Self-powered system for environment and aeolian vibration monitoring in the high-voltage transmission system by multi-directional wind-driven triboelectric nanogenerator

Abstract

The concentration of abundant wind energy on the high-voltage transmission tower with the feature of high height not only provides a promising solution for powering distributed sensors in smart grid, but also enables a potential feasibility for the real-time sensing of the multi-directional wind to evaluate the transmission line aeolian vibration induced by wind excitation. In this paper, the comprehensive strategy appropriately hybridizes the ingenious integration of a rotating-type TENG for efficient wind energy harvesting and a flapping-type TENG for multi-directional wind vector sensing to establish the self-powered multi-directional wind-driven triboelectric nanogenerator (SMW-TENG). The basic D-TENG and F-TENG in terms of structural parameters and response characteristics are systematically optimized to realize an efficient energy harvesting with the peak power of 3.9 mW, a smooth output in the wind speed of 3.7–16.3 m s−1 and sensitive response to eight-direction wind speed ranging from 2.6 to 13.5 m s−1. Hybrid power supply strategy based on collaborative working of UD-TENG as a standby power and LD-TENG as a main power is innovatively proposed to prolong the continues power supply of a Bluetooth temperature and humidity sensor by 70% and 126.7% compared to the single module, respectively. Importantly, the F-TENG equipped with an eight-channel signal acquisition and processing is developed to achieve the multi-directional wind vector information in response to the aeolian vibration.

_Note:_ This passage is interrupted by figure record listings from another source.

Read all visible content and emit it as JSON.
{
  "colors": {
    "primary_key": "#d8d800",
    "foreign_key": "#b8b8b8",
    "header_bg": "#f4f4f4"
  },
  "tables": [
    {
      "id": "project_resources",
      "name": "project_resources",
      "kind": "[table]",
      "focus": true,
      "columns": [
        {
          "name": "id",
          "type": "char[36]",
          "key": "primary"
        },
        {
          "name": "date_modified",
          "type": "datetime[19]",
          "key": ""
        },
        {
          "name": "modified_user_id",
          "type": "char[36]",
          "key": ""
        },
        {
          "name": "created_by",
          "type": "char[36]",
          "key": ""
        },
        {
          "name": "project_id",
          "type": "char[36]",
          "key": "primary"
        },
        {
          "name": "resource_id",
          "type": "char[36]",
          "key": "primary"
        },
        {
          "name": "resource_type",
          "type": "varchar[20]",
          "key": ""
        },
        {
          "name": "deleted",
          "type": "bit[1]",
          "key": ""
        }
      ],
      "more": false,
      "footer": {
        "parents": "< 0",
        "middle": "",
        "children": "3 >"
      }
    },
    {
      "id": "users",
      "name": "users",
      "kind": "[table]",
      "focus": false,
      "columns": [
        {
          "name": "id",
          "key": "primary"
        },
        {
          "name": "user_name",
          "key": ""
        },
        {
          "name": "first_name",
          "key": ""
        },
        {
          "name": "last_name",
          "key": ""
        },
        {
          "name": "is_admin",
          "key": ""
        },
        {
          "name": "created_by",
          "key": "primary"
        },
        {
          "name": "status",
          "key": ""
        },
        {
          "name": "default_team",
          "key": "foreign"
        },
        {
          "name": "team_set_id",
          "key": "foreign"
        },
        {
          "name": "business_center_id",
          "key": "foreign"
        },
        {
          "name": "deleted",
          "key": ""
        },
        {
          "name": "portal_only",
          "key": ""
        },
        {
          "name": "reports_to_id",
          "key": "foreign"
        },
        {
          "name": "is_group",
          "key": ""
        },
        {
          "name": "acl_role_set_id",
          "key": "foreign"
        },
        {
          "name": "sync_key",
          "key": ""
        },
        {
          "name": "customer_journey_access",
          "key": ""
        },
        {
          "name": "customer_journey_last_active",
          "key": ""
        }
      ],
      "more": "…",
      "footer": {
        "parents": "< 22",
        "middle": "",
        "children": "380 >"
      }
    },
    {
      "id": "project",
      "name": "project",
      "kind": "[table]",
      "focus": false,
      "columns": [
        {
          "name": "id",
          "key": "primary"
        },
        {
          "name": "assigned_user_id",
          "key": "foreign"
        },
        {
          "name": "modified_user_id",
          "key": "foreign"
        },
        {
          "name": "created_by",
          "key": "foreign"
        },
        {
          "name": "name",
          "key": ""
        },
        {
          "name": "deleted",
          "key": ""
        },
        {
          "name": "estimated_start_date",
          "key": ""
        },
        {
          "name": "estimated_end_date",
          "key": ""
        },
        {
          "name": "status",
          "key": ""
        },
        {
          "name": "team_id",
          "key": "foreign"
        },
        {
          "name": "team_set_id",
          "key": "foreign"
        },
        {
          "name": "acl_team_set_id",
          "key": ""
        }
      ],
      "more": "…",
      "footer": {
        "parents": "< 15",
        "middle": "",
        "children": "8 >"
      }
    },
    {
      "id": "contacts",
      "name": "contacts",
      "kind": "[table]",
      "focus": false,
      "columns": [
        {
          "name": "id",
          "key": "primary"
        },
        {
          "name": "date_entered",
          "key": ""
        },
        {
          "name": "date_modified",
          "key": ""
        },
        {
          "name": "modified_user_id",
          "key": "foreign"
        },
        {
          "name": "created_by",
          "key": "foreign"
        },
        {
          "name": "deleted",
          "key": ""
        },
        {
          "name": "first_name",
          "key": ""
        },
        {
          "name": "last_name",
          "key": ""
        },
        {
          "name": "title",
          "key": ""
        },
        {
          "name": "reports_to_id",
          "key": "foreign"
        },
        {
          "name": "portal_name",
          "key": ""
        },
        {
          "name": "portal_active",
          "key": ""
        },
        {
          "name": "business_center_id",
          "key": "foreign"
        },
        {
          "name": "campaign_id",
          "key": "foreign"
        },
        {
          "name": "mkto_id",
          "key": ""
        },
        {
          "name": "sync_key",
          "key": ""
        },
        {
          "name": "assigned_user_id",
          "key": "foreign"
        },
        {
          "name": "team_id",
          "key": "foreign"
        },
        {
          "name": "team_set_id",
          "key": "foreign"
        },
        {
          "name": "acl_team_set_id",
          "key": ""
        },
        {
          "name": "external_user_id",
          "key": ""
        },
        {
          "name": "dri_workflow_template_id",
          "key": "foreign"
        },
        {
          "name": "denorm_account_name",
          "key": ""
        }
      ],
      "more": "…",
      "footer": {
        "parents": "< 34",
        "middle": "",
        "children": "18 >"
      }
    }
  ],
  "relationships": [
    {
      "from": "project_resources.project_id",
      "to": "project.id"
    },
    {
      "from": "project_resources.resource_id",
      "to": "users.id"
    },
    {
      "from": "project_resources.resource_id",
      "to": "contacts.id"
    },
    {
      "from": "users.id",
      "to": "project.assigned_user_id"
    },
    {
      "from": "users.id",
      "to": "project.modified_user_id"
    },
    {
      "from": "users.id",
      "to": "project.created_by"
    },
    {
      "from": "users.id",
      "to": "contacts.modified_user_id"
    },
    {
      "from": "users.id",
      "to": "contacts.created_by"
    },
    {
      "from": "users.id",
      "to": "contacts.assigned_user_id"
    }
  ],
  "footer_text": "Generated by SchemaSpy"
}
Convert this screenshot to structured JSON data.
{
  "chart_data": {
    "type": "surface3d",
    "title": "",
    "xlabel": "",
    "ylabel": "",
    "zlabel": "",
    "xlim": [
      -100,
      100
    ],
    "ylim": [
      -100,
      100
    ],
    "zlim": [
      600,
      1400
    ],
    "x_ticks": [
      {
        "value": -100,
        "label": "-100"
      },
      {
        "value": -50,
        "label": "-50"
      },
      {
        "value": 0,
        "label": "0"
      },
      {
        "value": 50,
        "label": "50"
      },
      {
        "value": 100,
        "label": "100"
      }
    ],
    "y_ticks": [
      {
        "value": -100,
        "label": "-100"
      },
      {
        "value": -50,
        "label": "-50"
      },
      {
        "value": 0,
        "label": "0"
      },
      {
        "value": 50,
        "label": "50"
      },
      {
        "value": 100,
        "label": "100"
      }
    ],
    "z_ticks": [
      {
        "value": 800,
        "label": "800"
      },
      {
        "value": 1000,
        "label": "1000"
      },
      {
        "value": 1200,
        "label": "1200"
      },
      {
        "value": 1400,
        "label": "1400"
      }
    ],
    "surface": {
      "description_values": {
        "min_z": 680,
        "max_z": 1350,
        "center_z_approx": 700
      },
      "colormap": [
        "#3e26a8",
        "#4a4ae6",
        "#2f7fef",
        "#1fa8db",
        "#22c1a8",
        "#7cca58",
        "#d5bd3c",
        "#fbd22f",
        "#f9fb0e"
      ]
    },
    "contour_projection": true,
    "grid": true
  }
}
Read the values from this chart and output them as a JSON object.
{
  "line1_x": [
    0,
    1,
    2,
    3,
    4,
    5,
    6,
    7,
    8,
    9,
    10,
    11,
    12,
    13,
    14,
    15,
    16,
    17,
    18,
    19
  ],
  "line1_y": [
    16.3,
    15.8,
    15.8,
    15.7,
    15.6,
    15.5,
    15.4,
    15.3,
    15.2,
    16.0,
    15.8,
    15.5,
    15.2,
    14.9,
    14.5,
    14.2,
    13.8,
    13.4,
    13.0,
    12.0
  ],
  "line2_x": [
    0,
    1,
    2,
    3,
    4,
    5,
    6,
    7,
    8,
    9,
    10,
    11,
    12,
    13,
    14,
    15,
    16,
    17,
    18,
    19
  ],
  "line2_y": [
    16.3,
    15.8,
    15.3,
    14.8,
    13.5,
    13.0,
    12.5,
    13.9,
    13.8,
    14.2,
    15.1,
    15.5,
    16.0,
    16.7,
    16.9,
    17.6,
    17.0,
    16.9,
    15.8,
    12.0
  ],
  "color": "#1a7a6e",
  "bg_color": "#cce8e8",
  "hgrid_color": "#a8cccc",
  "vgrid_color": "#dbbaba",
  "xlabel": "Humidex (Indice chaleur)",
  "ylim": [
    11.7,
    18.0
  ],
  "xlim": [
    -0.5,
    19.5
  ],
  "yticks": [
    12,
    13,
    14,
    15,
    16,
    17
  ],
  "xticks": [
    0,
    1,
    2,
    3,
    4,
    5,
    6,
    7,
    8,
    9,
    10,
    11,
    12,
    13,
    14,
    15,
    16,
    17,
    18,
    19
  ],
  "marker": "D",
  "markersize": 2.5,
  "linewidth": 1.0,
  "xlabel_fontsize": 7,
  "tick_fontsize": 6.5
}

Furthermore, a self-powered ambient weather and multichannel wind vector sensing system based on the SMW-TENG, a hybrid power supply circuit, an eight-channel signal acquisition circuit and a Bluetooth module is developed to comprehensively realize the real-time monitoring of temperature, humidity, wind speed and direction. The abnormal wire vibration alarm can be realized through monitoring the wind direction angle on the transmission line cross-section, thereby exhibiting a great potential for developing self-powered sensing in the field of smart grids.